There was a surge of industrial transactions completed in Dublin during Q2 2012, with take-up in the three month period more than double that achieved in the first quarter of the year. More than 67,000 square metres of industrial accommodation was let or sold in Dublin over the last three months, representing an increase of over 100% on the volume of activity in this sector quarter-on-quarter and over 140% on transaction volumes in the same quarter in 2011. Leasing activity dominated, accounting for more than 80% of industrial take-up in Q2 2012.
One particularly large transaction, a letting at Kilcarbery Business Park in Dublin South West (N7), somewhat exaggerates the take-up figures for the quarter however. Although full details of the letting remain confidential, this transaction (the largest industrial letting to sign in the capital since the end of 2009) accounted for over 22,000 square metres of the total 57,000 square metres leased in Dublin in the last three month period. However, encouragingly, even without this transaction, the level of leasing take-up achieved in Dublin in Q2 2012 was still stronger on both a quarterly and annual basis.
The Dublin South West (N7) corridor accounted for over 55% of Q2 industrial take-up although this result is somewhat skewed by the large letting in Kilcarbery. The Dublin North (N2) corridor accounted for a further 17% of the total quantum of industrial accommodation leased in Q2.
Of particular note this quarter is the number of large leasing transactions which were signed throughout Dublin. 14 out of the 31 industrial letting transactions signed in Q2 were over 1,000m2 in size, while 73% of the accommodation leased was in units extending to more than 2,000m2 in size.
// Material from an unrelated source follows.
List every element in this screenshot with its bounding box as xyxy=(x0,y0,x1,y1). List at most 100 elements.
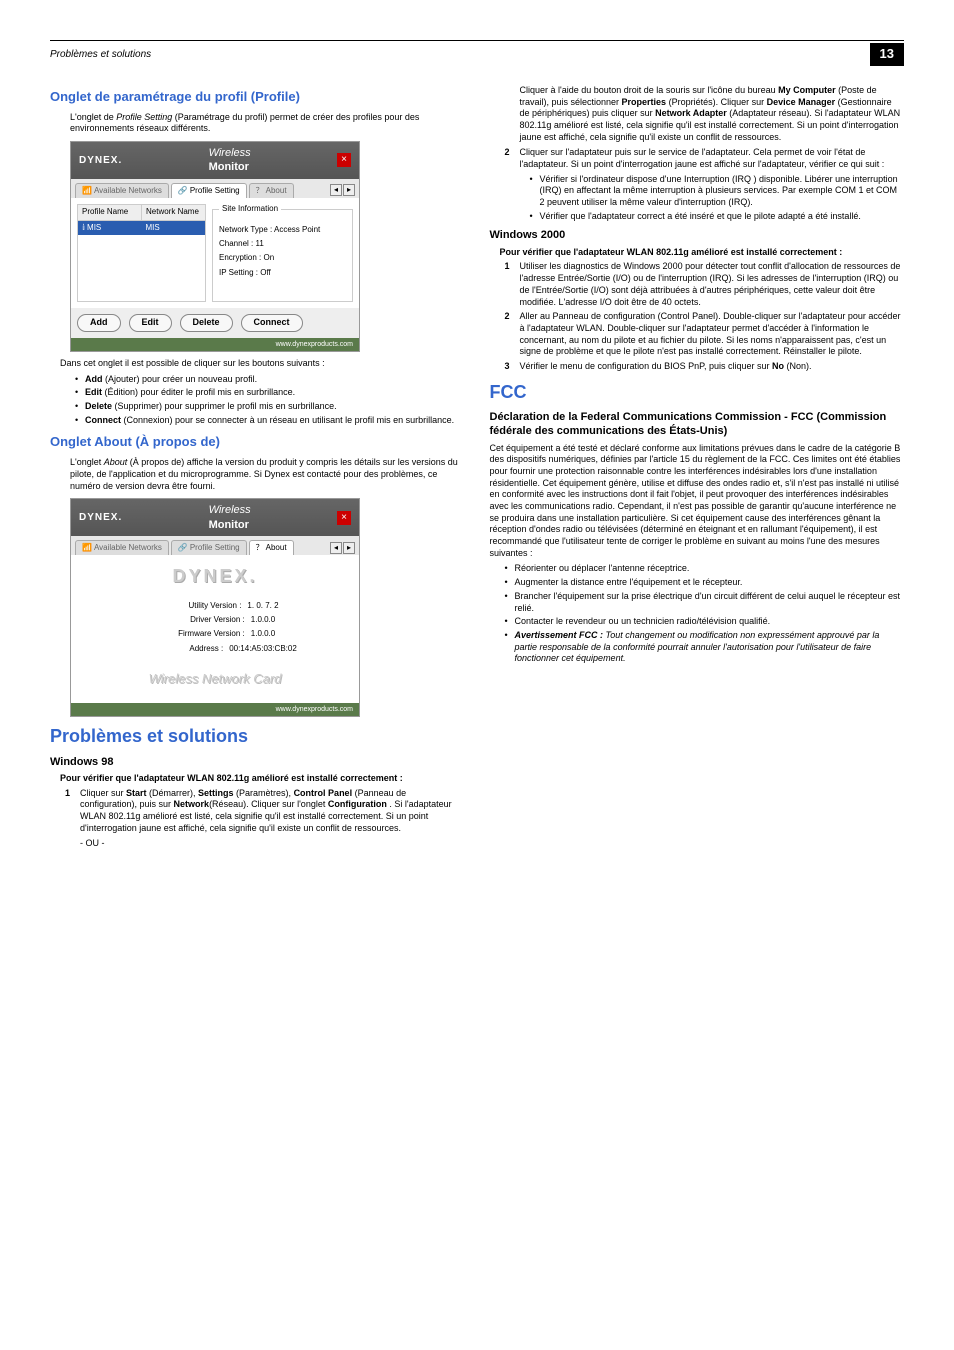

Recent analysis carried out by CBRE showed that there has been a doubling in the number of global retailers that can deliver goods purchased online to Irish consumers since the beginning of 2011, making Ireland the fifth most developed online market globally. This trend is having an impact on the industrial sector with logistic and distribution occupiers particularly active over the last quarter. Although details remain confidential, the large letting in Kilcarbery is thought to have been signed by a food distributor, while Fastway Couriers let 4,845 square metres at Crosslands Industrial Estate in Dublin South West (N7) and furniture retailer DFS leased a unit in Rosemount Business Park in Dublin 15 to facilitate distribution to their recently opened store at Blanchardstown.
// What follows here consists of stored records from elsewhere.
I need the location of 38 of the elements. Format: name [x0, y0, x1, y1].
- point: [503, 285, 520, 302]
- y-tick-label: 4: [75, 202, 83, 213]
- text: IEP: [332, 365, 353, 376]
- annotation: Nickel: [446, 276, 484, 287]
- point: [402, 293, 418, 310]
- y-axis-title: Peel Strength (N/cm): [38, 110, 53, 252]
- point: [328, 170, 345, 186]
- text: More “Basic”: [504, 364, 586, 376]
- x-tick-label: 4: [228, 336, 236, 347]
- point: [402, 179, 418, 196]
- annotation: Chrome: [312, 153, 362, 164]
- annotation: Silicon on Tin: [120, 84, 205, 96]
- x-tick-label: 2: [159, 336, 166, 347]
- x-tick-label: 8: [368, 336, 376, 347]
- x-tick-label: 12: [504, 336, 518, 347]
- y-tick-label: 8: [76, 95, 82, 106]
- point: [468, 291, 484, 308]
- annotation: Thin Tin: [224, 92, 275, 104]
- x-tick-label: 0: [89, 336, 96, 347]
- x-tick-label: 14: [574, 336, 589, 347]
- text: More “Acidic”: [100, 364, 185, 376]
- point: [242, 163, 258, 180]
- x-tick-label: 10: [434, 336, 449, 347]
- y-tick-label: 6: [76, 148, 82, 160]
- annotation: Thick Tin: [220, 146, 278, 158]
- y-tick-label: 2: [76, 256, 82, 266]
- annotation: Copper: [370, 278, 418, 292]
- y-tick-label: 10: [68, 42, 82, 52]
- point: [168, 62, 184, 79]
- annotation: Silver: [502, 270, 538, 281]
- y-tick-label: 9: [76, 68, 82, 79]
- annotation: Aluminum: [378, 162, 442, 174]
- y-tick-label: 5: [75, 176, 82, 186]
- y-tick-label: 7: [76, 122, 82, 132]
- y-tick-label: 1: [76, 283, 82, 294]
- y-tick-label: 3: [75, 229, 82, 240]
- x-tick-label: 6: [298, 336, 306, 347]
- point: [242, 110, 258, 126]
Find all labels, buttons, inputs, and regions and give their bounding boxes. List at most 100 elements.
Dublin continues to evolve as a data centre hub for cloud computing and modern data storage. This has fuelled demand from the ICT sector in recent months. However, corporate budgetary considerations are heavily influenced by the ongoing crisis in the Eurozone, which will have implications for demand in this particular sector of the industrial market for the foreseeable future.
Demand for industrial accommodation increased during Q2 2012, with our register of active requirements showing demand for more than 100,000 square metres of accommodation at the end of the quarter – a 40% increase in requirements from last quarter. While demand for industrial accommodation is not focused on any one location of the city, occupiers have become more specific in terms of the size and quality of accommodation they require. Large industrial units continue to be sought after by potential occupiers, with over 70% of registered requirements focused on units that extend to more than 1,858 square metres (20,000 sq ft) in size. More than a quarter of demand at end of Q2 2012 was specifically focused on units of more than 4,645m2 (50,000 sq ft) in size.
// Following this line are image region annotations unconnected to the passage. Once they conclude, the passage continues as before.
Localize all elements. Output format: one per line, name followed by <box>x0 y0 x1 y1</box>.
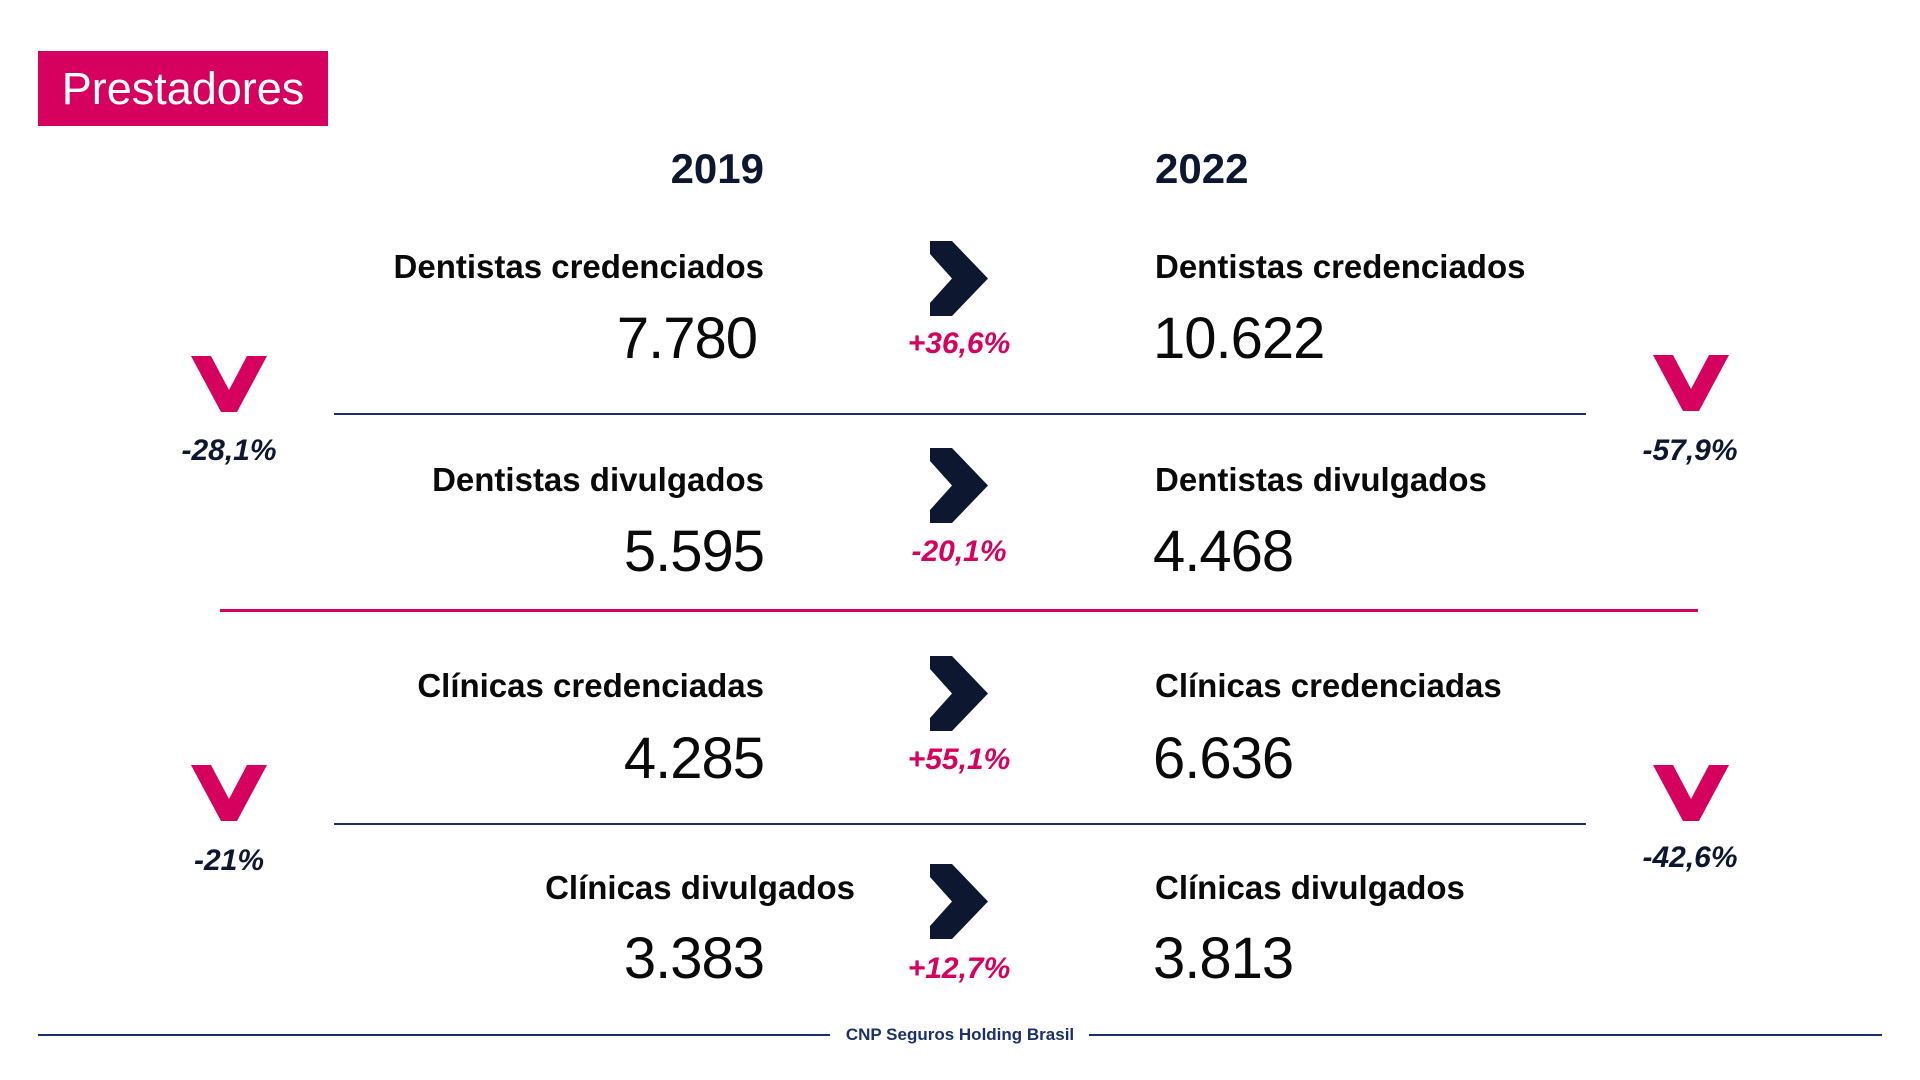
row-divider <box>334 413 1586 415</box>
change-percent: +12,7% <box>907 952 1011 985</box>
chevron-down-icon <box>191 765 267 821</box>
chevron-down-icon <box>191 356 267 412</box>
change-percent: +55,1% <box>907 743 1011 776</box>
row-value-2019: 5.595 <box>623 519 765 584</box>
row-value-2022: 3.813 <box>1153 926 1294 991</box>
page-title: Prestadores <box>38 51 328 126</box>
row-value-2022: 4.468 <box>1153 519 1294 584</box>
year-2022-header: 2022 <box>1155 145 1249 192</box>
footer-company: CNP Seguros Holding Brasil <box>845 1025 1075 1044</box>
footer-line-left <box>38 1034 830 1036</box>
row-divider <box>334 823 1586 825</box>
side-change-percent: -21% <box>193 844 265 877</box>
chevron-right-icon <box>930 656 988 731</box>
chevron-down-icon <box>1653 355 1729 411</box>
change-percent: +36,6% <box>907 327 1011 360</box>
row-label-2022: Dentistas credenciados <box>1155 248 1526 285</box>
chevron-down-icon <box>1653 765 1729 821</box>
chevron-right-icon <box>930 864 988 939</box>
row-label-2019: Dentistas credenciados <box>393 248 764 285</box>
side-change-percent: -42,6% <box>1642 841 1738 874</box>
footer-line-right <box>1089 1034 1882 1036</box>
row-value-2022: 6.636 <box>1153 726 1294 791</box>
row-label-2022: Dentistas divulgados <box>1155 461 1487 498</box>
year-2019-header: 2019 <box>670 145 764 192</box>
side-change-percent: -57,9% <box>1642 434 1738 467</box>
section-divider <box>220 609 1698 612</box>
row-label-2019: Clínicas divulgados <box>545 869 855 906</box>
row-label-2022: Clínicas credenciadas <box>1155 667 1502 704</box>
row-label-2022: Clínicas divulgados <box>1155 869 1465 906</box>
row-value-2019: 4.285 <box>623 726 765 791</box>
row-value-2019: 7.780 <box>616 306 758 371</box>
row-value-2022: 10.622 <box>1153 306 1325 371</box>
chevron-right-icon <box>930 448 988 523</box>
row-label-2019: Dentistas divulgados <box>432 461 764 498</box>
row-value-2019: 3.383 <box>623 926 765 991</box>
row-label-2019: Clínicas credenciadas <box>417 667 764 704</box>
side-change-percent: -28,1% <box>181 434 277 467</box>
chevron-right-icon <box>930 241 988 316</box>
change-percent: -20,1% <box>911 535 1007 568</box>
Having contracted slightly at the start of 2012, prime rents for industrial accommodation in Dublin now appear to have stabilised at approximately €60 per square metre. As the supply of prime facilities continues to contract and with no speculative development in the pipeline, prime rents should remain at this level despite wider economic pressures. An increase in the availability of secondary industrial properties, many of which have been brought to the market by receivers and banks in recent months, continued to put further pressure on rents for non-prime buildings in the capital during Q2.
There were no large industrial investment transactions completed in Dublin for the last number of quarters. We believe that prime yields in this sector remain stable at approximately 9.5% at the end of Q2.